NYC Plans to Turn 7,500 Payphones Into WiFi Hot Spots Despite Health and Privacy Risks
via Activist Post
by Kevin Samson
Jan 3, 2016
Awareness continues to increase surrounding the health dangers of Electromagnetic Fields (EMFs) emanating from our daily gadgets, as well as from the rise of the Smart Grid. For example, a prominent neuroscientist went on record in a lecture to the medical community itself where he exposed the many health risks as well as an industry-wide attempt by telecom to cover up the negative consequences. A world-renown biochemist is seeking to abolish WiFi in schools.
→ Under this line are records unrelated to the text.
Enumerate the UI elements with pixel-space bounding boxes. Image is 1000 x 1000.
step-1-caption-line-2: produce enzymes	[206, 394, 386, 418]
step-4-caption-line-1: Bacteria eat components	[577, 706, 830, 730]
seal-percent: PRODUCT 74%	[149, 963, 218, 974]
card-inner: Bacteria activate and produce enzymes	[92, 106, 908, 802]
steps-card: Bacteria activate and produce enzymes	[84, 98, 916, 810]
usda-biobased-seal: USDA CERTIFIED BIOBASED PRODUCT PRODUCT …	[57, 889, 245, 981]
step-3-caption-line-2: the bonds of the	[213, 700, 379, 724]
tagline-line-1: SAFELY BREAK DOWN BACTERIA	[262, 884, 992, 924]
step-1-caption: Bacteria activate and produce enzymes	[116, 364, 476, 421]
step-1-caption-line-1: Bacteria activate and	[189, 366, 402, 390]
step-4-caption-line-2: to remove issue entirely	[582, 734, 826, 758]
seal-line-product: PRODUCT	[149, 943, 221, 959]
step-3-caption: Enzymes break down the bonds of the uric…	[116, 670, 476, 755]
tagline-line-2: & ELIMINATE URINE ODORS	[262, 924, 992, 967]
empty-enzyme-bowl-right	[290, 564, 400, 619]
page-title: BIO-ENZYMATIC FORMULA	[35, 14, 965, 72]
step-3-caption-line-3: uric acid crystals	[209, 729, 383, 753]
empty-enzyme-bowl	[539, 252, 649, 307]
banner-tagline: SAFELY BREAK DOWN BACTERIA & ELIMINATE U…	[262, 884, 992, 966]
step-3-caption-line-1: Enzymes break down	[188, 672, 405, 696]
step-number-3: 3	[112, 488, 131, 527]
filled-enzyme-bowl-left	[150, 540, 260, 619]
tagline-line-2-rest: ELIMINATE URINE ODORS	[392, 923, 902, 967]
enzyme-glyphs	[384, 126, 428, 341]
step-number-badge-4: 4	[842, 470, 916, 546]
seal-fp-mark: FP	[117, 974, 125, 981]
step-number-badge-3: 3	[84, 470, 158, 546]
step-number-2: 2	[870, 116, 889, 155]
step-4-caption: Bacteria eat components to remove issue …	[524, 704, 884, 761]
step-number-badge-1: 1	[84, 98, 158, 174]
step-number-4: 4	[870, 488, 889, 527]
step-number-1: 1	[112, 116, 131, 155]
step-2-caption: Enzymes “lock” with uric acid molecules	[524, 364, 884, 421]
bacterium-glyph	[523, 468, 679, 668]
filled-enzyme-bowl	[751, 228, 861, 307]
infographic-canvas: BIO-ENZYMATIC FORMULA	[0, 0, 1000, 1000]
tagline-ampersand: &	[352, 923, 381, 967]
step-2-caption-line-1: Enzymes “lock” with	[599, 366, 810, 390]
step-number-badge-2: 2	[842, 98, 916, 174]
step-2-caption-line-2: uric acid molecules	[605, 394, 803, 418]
And a British ER physician has made it her mission to educate people about what steps they can take to minimize exposure and damage to WiFi. A slew of peer-review scientific studies support the warnings of these experts.
So what happens when your entire city becomes one giant WiFi signal? Major cities have been planning to do just that, and their plans are now ready to become reality.
Telecom giant Virgin Media announced a pilot program in October to implement “discreet street furniture” and the “UK’s first Smart Pavement” in Chesham, a city of 21,000 people. They stated that their plans were ultimately far more ambitious, seeking “to build more networks like this across the UK.”
But when New York City signs on to pervasive WiFi, we really should pay attention.
The city already has erected one 9-foot-tall structure that is an indication of the rollout of 7,500 WiFi hot spots, which are slated to go online early in 2016. It is part of the LinkNYC program (“Faster Than a New York Minute,” har har) which proclaims to become “the fastest and largest municipal WiFi network in the world.”